Entscheidend für die Datensicherheit ist dabei der Stand der Technik, wie die DSGVO fordert. So kann zum Beispiel eine Verschlüsselung in der Zukunft nicht mehr stark genug sein, da die Angreifer dann Mittel haben, um sie zu brechen.
Neben neuen Angriffsmethoden sind es auch die neuen Technologien, die die Datensicherheit immer wieder herausfordern. Neue Technik bringt neue Schwachstellen mit sich, die Angreifer ausnutzen könnten. Aber auch bestehende Technik kann Sicherheitslücken enthalten, die erst später bekannt werden.

Datensicherheit ist und bleibt eine Daueraufgabe

Sieht man also genauer hin, so darf man sich nicht wundern, dass auch drei Jahre nach Anwendung der DSGVO Sicherheitsvorfälle auftreten und der Datenschutz verletzt wird, weil die Datensicherheit unzureichend war. Das kann an der Wahl der falschen Maßnahmen liegen, an fehlendem Schutz, an Vorfällen, die sich technisch gar nicht verhindern lassen, aber auch an der hohen Dynamik der IT und der Bedrohungslage.

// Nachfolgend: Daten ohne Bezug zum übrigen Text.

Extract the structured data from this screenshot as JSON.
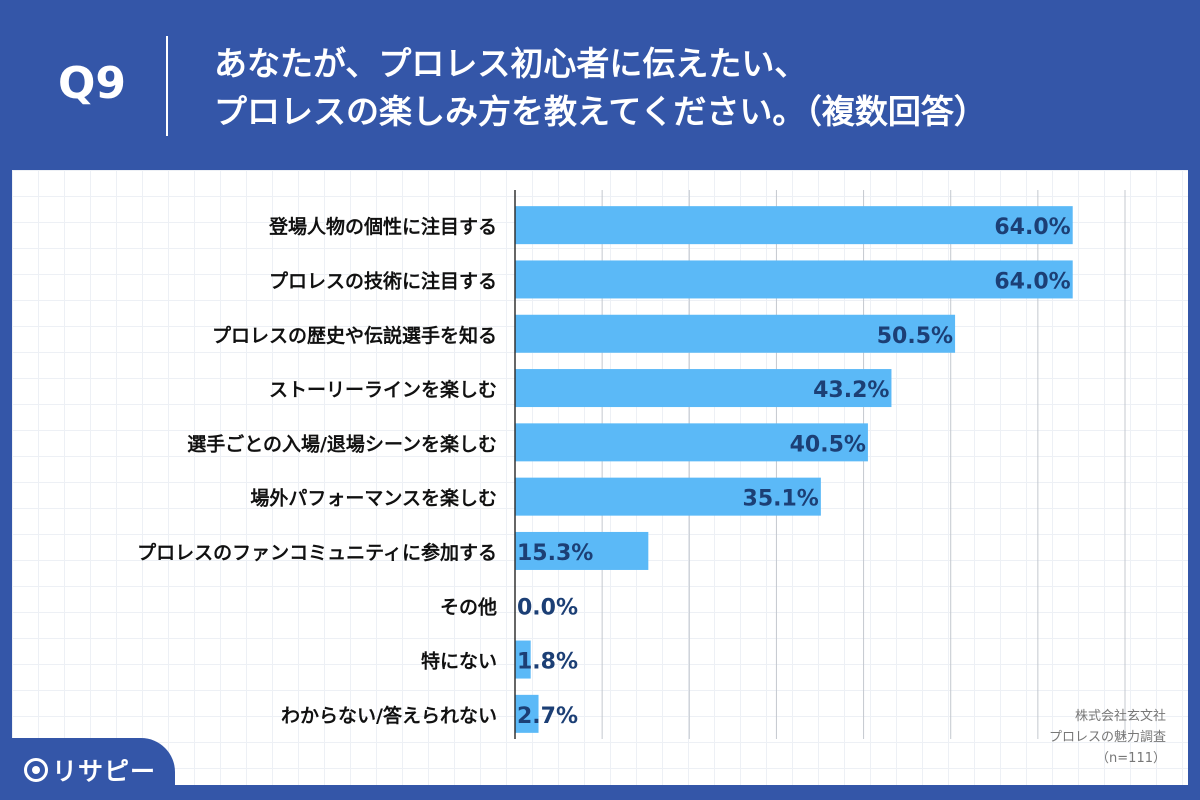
{
  "header": {
    "question": "Q9",
    "title_line1": "あなたが、プロレス初心者に伝えたい、",
    "title_line2": "プロレスの楽しみ方を教えてください。（複数回答）"
  },
  "source": {
    "company": "株式会社玄文社",
    "survey": "プロレスの魅力調査",
    "n": "（n=111）"
  },
  "logo": {
    "text": "リサピー",
    "icon": "pin-logo-icon"
  },
  "colors": {
    "header_bg": "#3456a8",
    "bar": "#5bb9f7",
    "value_text": "#1c3f75",
    "label_text": "#111111"
  },
  "chart_data": {
    "type": "bar",
    "orientation": "horizontal",
    "categories": [
      "登場人物の個性に注目する",
      "プロレスの技術に注目する",
      "プロレスの歴史や伝説選手を知る",
      "ストーリーラインを楽しむ",
      "選手ごとの入場/退場シーンを楽しむ",
      "場外パフォーマンスを楽しむ",
      "プロレスのファンコミュニティに参加する",
      "その他",
      "特にない",
      "わからない/答えられない"
    ],
    "values": [
      64.0,
      64.0,
      50.5,
      43.2,
      40.5,
      35.1,
      15.3,
      0.0,
      1.8,
      2.7
    ],
    "value_labels": [
      "64.0%",
      "64.0%",
      "50.5%",
      "43.2%",
      "40.5%",
      "35.1%",
      "15.3%",
      "0.0%",
      "1.8%",
      "2.7%"
    ],
    "xlim": [
      0,
      70
    ],
    "grid": true
  }
}
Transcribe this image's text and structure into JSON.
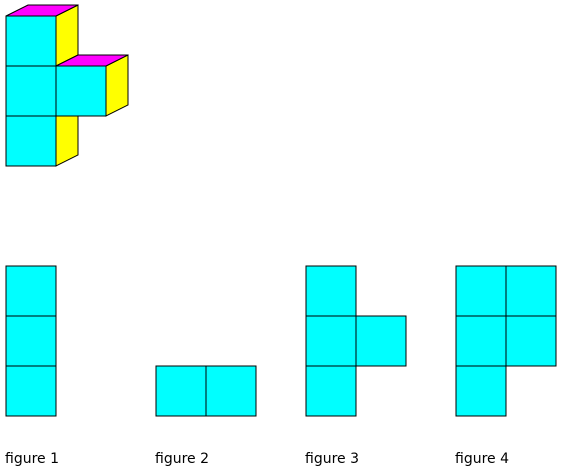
{
  "colors": {
    "front_face": "#00FFFF",
    "top_face": "#FF00FF",
    "side_face": "#FFFF00",
    "edge": "#000000",
    "background": "#FFFFFF"
  },
  "solid": {
    "cubes": [
      {
        "col": 0,
        "row": 0
      },
      {
        "col": 0,
        "row": 1
      },
      {
        "col": 0,
        "row": 2
      },
      {
        "col": 1,
        "row": 1
      }
    ]
  },
  "figures": [
    {
      "caption": "figure 1",
      "cells": [
        [
          0,
          0
        ],
        [
          0,
          1
        ],
        [
          0,
          2
        ]
      ]
    },
    {
      "caption": "figure 2",
      "cells": [
        [
          0,
          2
        ],
        [
          1,
          2
        ]
      ]
    },
    {
      "caption": "figure 3",
      "cells": [
        [
          0,
          0
        ],
        [
          0,
          1
        ],
        [
          0,
          2
        ],
        [
          1,
          1
        ]
      ]
    },
    {
      "caption": "figure 4",
      "cells": [
        [
          0,
          0
        ],
        [
          1,
          0
        ],
        [
          0,
          1
        ],
        [
          1,
          1
        ],
        [
          0,
          2
        ]
      ]
    }
  ]
}
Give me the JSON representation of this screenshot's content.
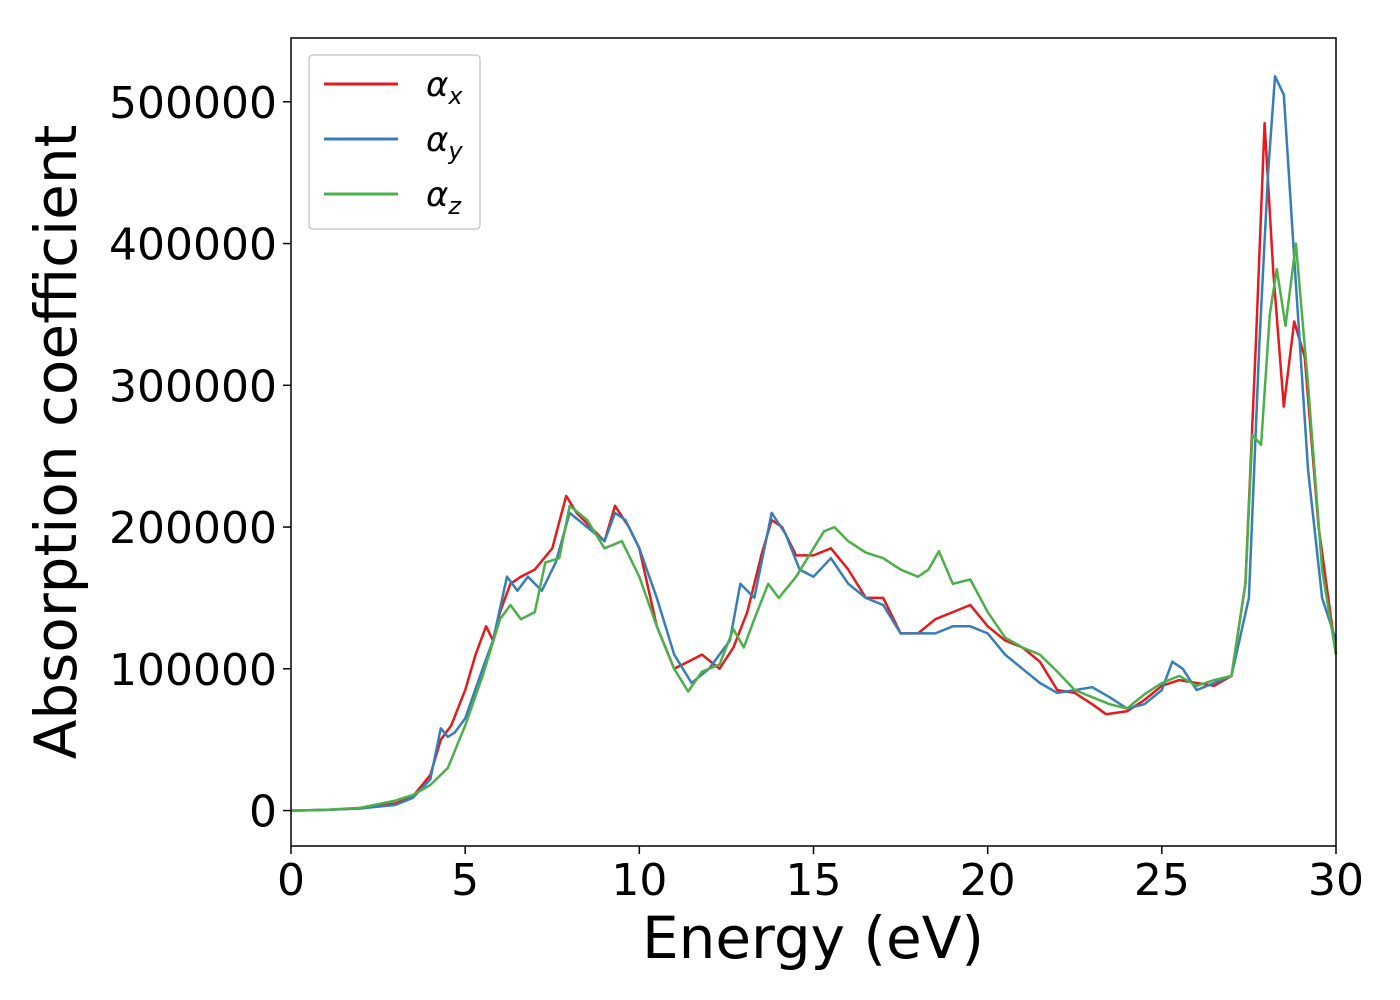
{
  "chart_data": {
    "type": "line",
    "title": "",
    "xlabel": "Energy (eV)",
    "ylabel": "Absorption coefficient",
    "xlim": [
      0,
      30
    ],
    "ylim": [
      -25000,
      545000
    ],
    "xticks": [
      0,
      5,
      10,
      15,
      20,
      25,
      30
    ],
    "yticks": [
      0,
      100000,
      200000,
      300000,
      400000,
      500000
    ],
    "grid": false,
    "legend_position": "top-left",
    "series": [
      {
        "name": "α_x",
        "label_main": "α",
        "label_sub": "x",
        "color": "#e41a1c",
        "x": [
          0,
          1,
          2,
          3,
          3.5,
          4,
          4.3,
          4.6,
          5,
          5.3,
          5.6,
          5.8,
          6,
          6.3,
          6.6,
          7,
          7.5,
          7.9,
          8.2,
          8.6,
          9,
          9.3,
          9.7,
          10,
          10.5,
          11,
          11.4,
          11.8,
          12.3,
          12.7,
          13.1,
          13.5,
          13.8,
          14.1,
          14.5,
          15,
          15.5,
          16,
          16.5,
          17,
          17.5,
          18,
          18.5,
          19,
          19.5,
          20,
          20.5,
          21,
          21.5,
          22,
          22.5,
          23,
          23.4,
          24,
          24.5,
          25,
          25.5,
          26,
          26.5,
          27,
          27.4,
          27.7,
          27.95,
          28.2,
          28.5,
          28.8,
          29.1,
          29.5,
          30
        ],
        "values": [
          0,
          500,
          1500,
          5000,
          10000,
          25000,
          50000,
          60000,
          85000,
          110000,
          130000,
          120000,
          140000,
          160000,
          165000,
          170000,
          185000,
          222000,
          210000,
          200000,
          190000,
          215000,
          200000,
          185000,
          130000,
          100000,
          105000,
          110000,
          100000,
          115000,
          140000,
          180000,
          205000,
          200000,
          180000,
          180000,
          185000,
          170000,
          150000,
          150000,
          125000,
          125000,
          135000,
          140000,
          145000,
          130000,
          120000,
          115000,
          105000,
          85000,
          83000,
          75000,
          68000,
          70000,
          78000,
          88000,
          92000,
          90000,
          88000,
          95000,
          160000,
          330000,
          485000,
          380000,
          285000,
          345000,
          320000,
          200000,
          110000
        ]
      },
      {
        "name": "α_y",
        "label_main": "α",
        "label_sub": "y",
        "color": "#377eb8",
        "x": [
          0,
          1,
          2,
          3,
          3.5,
          4,
          4.3,
          4.5,
          4.7,
          5,
          5.5,
          5.8,
          6.2,
          6.5,
          6.8,
          7.2,
          7.6,
          8,
          8.5,
          9,
          9.3,
          9.6,
          10,
          10.5,
          11,
          11.5,
          12,
          12.6,
          12.9,
          13.3,
          13.8,
          14.2,
          14.6,
          15,
          15.5,
          16,
          16.5,
          17,
          17.5,
          18,
          18.5,
          19,
          19.5,
          20,
          20.5,
          21,
          21.5,
          22,
          22.5,
          23,
          23.5,
          24,
          24.5,
          25,
          25.3,
          25.6,
          26,
          26.5,
          27,
          27.5,
          27.8,
          28.05,
          28.25,
          28.5,
          28.8,
          29.2,
          29.6,
          30
        ],
        "values": [
          0,
          500,
          1500,
          4000,
          9000,
          22000,
          58000,
          52000,
          55000,
          65000,
          100000,
          120000,
          165000,
          155000,
          165000,
          155000,
          175000,
          210000,
          200000,
          190000,
          210000,
          205000,
          185000,
          150000,
          110000,
          90000,
          100000,
          120000,
          160000,
          150000,
          210000,
          195000,
          170000,
          165000,
          178000,
          160000,
          150000,
          145000,
          125000,
          125000,
          125000,
          130000,
          130000,
          125000,
          110000,
          100000,
          90000,
          83000,
          85000,
          87000,
          80000,
          72000,
          75000,
          85000,
          105000,
          100000,
          85000,
          90000,
          95000,
          150000,
          330000,
          450000,
          518000,
          505000,
          390000,
          240000,
          150000,
          120000
        ]
      },
      {
        "name": "α_z",
        "label_main": "α",
        "label_sub": "z",
        "color": "#4daf4a",
        "x": [
          0,
          1,
          2,
          3,
          3.5,
          4,
          4.5,
          5,
          5.5,
          6,
          6.3,
          6.6,
          7,
          7.3,
          7.7,
          8,
          8.5,
          9,
          9.5,
          10,
          10.5,
          11,
          11.4,
          11.8,
          12.3,
          12.7,
          13,
          13.3,
          13.7,
          14,
          14.5,
          15,
          15.3,
          15.6,
          16,
          16.5,
          17,
          17.5,
          18,
          18.3,
          18.6,
          19,
          19.5,
          20,
          20.5,
          21,
          21.5,
          22,
          22.5,
          23,
          23.5,
          24,
          24.5,
          25,
          25.5,
          26,
          26.5,
          27,
          27.4,
          27.6,
          27.85,
          28.1,
          28.3,
          28.55,
          28.85,
          29.2,
          29.6,
          30
        ],
        "values": [
          0,
          500,
          2000,
          7000,
          11000,
          18000,
          30000,
          60000,
          95000,
          135000,
          145000,
          135000,
          140000,
          175000,
          178000,
          215000,
          205000,
          185000,
          190000,
          165000,
          130000,
          100000,
          84000,
          98000,
          103000,
          128000,
          115000,
          135000,
          160000,
          150000,
          165000,
          185000,
          197000,
          200000,
          190000,
          182000,
          178000,
          170000,
          165000,
          170000,
          183000,
          160000,
          163000,
          140000,
          122000,
          115000,
          110000,
          98000,
          85000,
          80000,
          75000,
          72000,
          82000,
          90000,
          95000,
          88000,
          92000,
          95000,
          160000,
          265000,
          258000,
          350000,
          382000,
          342000,
          400000,
          300000,
          170000,
          110000
        ]
      }
    ]
  }
}
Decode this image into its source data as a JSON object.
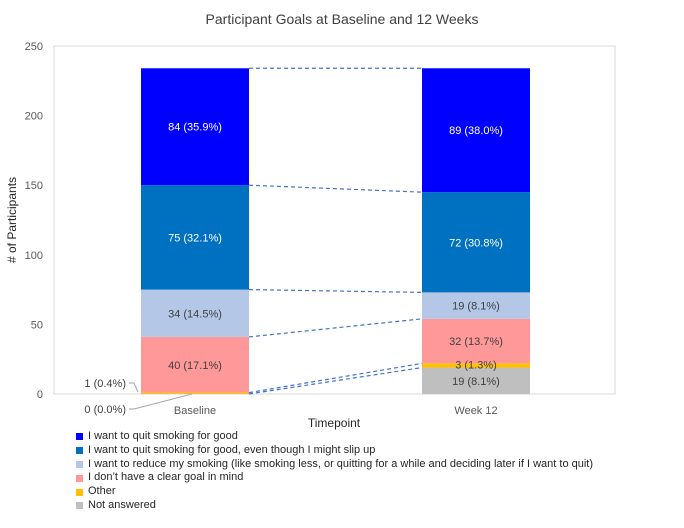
{
  "chart_data": {
    "type": "bar",
    "stacked": true,
    "title": "Participant Goals at Baseline and 12 Weeks",
    "xlabel": "Timepoint",
    "ylabel": "# of Participants",
    "ylim": [
      0,
      250
    ],
    "yticks": [
      0,
      50,
      100,
      150,
      200,
      250
    ],
    "yticklabels": [
      "0",
      "50",
      "100",
      "150",
      "200",
      "250"
    ],
    "grid": false,
    "legend_position": "bottom-left",
    "categories": [
      "Baseline",
      "Week 12"
    ],
    "series": [
      {
        "name": "Not answered",
        "color": "#bfbfbf",
        "values": [
          0,
          19
        ],
        "labels": [
          "0 (0.0%)",
          "19 (8.1%)"
        ]
      },
      {
        "name": "Other",
        "color": "#ffc000",
        "values": [
          1,
          3
        ],
        "labels": [
          "1 (0.4%)",
          "3 (1.3%)"
        ]
      },
      {
        "name": "I don't have a clear goal in mind",
        "color": "#ff9999",
        "values": [
          40,
          32
        ],
        "labels": [
          "40 (17.1%)",
          "32 (13.7%)"
        ]
      },
      {
        "name": "I want to reduce my smoking (like smoking less, or quitting for a while and deciding later if I want to quit)",
        "color": "#b4c7e7",
        "values": [
          34,
          19
        ],
        "labels": [
          "34 (14.5%)",
          "19 (8.1%)"
        ]
      },
      {
        "name": "I want to quit smoking for good, even though I might slip up",
        "color": "#0070c0",
        "values": [
          75,
          72
        ],
        "labels": [
          "75 (32.1%)",
          "72 (30.8%)"
        ]
      },
      {
        "name": "I want to quit smoking for good",
        "color": "#0000ff",
        "values": [
          84,
          89
        ],
        "labels": [
          "84 (35.9%)",
          "89 (38.0%)"
        ]
      }
    ]
  },
  "legend": {
    "items": [
      {
        "label": "I want to quit smoking for good",
        "color": "#0000ff"
      },
      {
        "label": "I want to quit smoking for good, even though I might slip up",
        "color": "#0070c0"
      },
      {
        "label": "I want to reduce my smoking (like smoking less, or quitting for a while and deciding later if I want to quit)",
        "color": "#b4c7e7"
      },
      {
        "label": "I don’t have a clear goal in mind",
        "color": "#ff9999"
      },
      {
        "label": "Other",
        "color": "#ffc000"
      },
      {
        "label": "Not answered",
        "color": "#bfbfbf"
      }
    ]
  }
}
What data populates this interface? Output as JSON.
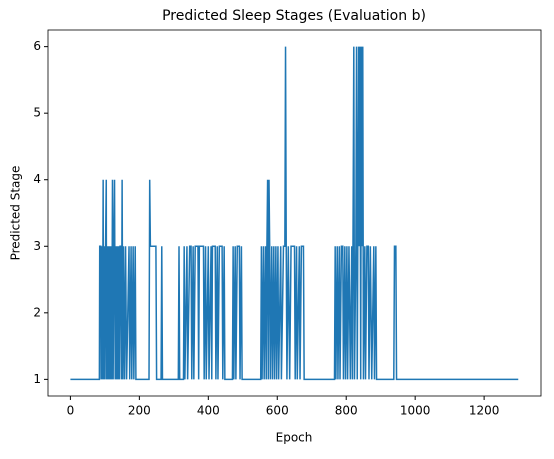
{
  "chart_data": {
    "type": "line",
    "title": "Predicted Sleep Stages (Evaluation b)",
    "x_label": "Epoch",
    "y_label": "Predicted Stage",
    "xlim": [
      -65,
      1365
    ],
    "ylim": [
      0.75,
      6.25
    ],
    "xticks": [
      0,
      200,
      400,
      600,
      800,
      1000,
      1200
    ],
    "yticks": [
      1,
      2,
      3,
      4,
      5,
      6
    ],
    "series": [
      {
        "color": "#1f77b4",
        "x": [
          0,
          84,
          85,
          88,
          89,
          90,
          93,
          95,
          96,
          98,
          100,
          102,
          104,
          105,
          107,
          109,
          110,
          112,
          114,
          116,
          118,
          120,
          122,
          124,
          126,
          128,
          130,
          132,
          134,
          136,
          138,
          140,
          142,
          144,
          146,
          148,
          150,
          152,
          154,
          157,
          160,
          163,
          170,
          172,
          176,
          178,
          182,
          184,
          188,
          190,
          228,
          230,
          232,
          248,
          250,
          263,
          265,
          267,
          313,
          315,
          317,
          328,
          330,
          332,
          338,
          340,
          346,
          350,
          352,
          356,
          358,
          362,
          370,
          372,
          374,
          386,
          388,
          392,
          394,
          400,
          402,
          408,
          410,
          412,
          420,
          422,
          426,
          428,
          432,
          440,
          442,
          446,
          448,
          470,
          472,
          474,
          478,
          480,
          484,
          490,
          492,
          496,
          498,
          552,
          554,
          556,
          560,
          562,
          566,
          568,
          570,
          572,
          574,
          576,
          578,
          580,
          584,
          586,
          590,
          592,
          596,
          598,
          602,
          604,
          610,
          612,
          618,
          622,
          624,
          626,
          628,
          632,
          636,
          640,
          650,
          652,
          656,
          658,
          664,
          666,
          670,
          676,
          678,
          766,
          768,
          770,
          774,
          776,
          780,
          782,
          786,
          790,
          792,
          796,
          798,
          802,
          804,
          808,
          812,
          816,
          818,
          822,
          824,
          828,
          830,
          832,
          836,
          838,
          840,
          842,
          844,
          846,
          848,
          850,
          854,
          856,
          860,
          864,
          866,
          870,
          874,
          880,
          882,
          886,
          888,
          938,
          940,
          944,
          946,
          1299
        ],
        "values": [
          1,
          1,
          3,
          3,
          1,
          3,
          1,
          4,
          1,
          3,
          1,
          3,
          4,
          1,
          3,
          1,
          3,
          1,
          3,
          1,
          3,
          1,
          4,
          1,
          3,
          4,
          1,
          3,
          1,
          3,
          1,
          3,
          1,
          3,
          3,
          1,
          4,
          1,
          3,
          1,
          3,
          1,
          3,
          1,
          3,
          1,
          3,
          1,
          3,
          1,
          1,
          4,
          3,
          3,
          1,
          1,
          3,
          1,
          1,
          3,
          1,
          1,
          3,
          1,
          3,
          1,
          3,
          3,
          1,
          3,
          1,
          3,
          3,
          1,
          3,
          3,
          1,
          3,
          1,
          3,
          1,
          3,
          1,
          3,
          3,
          1,
          3,
          1,
          3,
          3,
          1,
          3,
          1,
          1,
          3,
          1,
          3,
          1,
          3,
          3,
          1,
          3,
          1,
          1,
          3,
          1,
          3,
          1,
          3,
          1,
          3,
          4,
          1,
          4,
          3,
          1,
          3,
          1,
          3,
          1,
          3,
          1,
          3,
          1,
          3,
          1,
          3,
          3,
          6,
          3,
          1,
          3,
          1,
          3,
          3,
          1,
          3,
          1,
          3,
          1,
          3,
          3,
          1,
          1,
          3,
          1,
          3,
          1,
          3,
          1,
          3,
          3,
          1,
          3,
          1,
          3,
          1,
          3,
          1,
          3,
          1,
          6,
          1,
          3,
          6,
          1,
          6,
          3,
          6,
          1,
          6,
          3,
          6,
          1,
          3,
          1,
          3,
          3,
          1,
          3,
          1,
          3,
          1,
          3,
          1,
          1,
          3,
          3,
          1,
          1
        ]
      }
    ]
  }
}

Die Sicherheit der Verarbeitung personenbezogener Daten ist also nicht etwa schlechter geworden, weil immer noch viele Datenpannen auftreten. Stattdessen kann man annehmen, dass die Zahl der gemeldeten und entdeckten Vorfälle zugenommen hat – das ist also ein gutes Zeichen für den Datenschutz, wenn man Datenschutzverletzungen nicht übersieht, sondern meldet und abstellt. Das ist durchaus als Erfolg der DSGVO zu sehen, die die Meldepflichten stärker in den Blick der Unternehmen gerückt hat.
Gleichzeitig gilt es, weiterhin die Sicherheit der Daten auf ihre Wirksamkeit hin zu untersuchen. Dazu gehört es auch, Sicherheitsfunktionen nicht zu umgehen oder zu deaktivieren, weil sie scheinbar den Komfort reduzieren. Das würde dann tatsächlich den Datenschutz verschlechtern. Das gilt heute und wird auch in Zukunft so sein.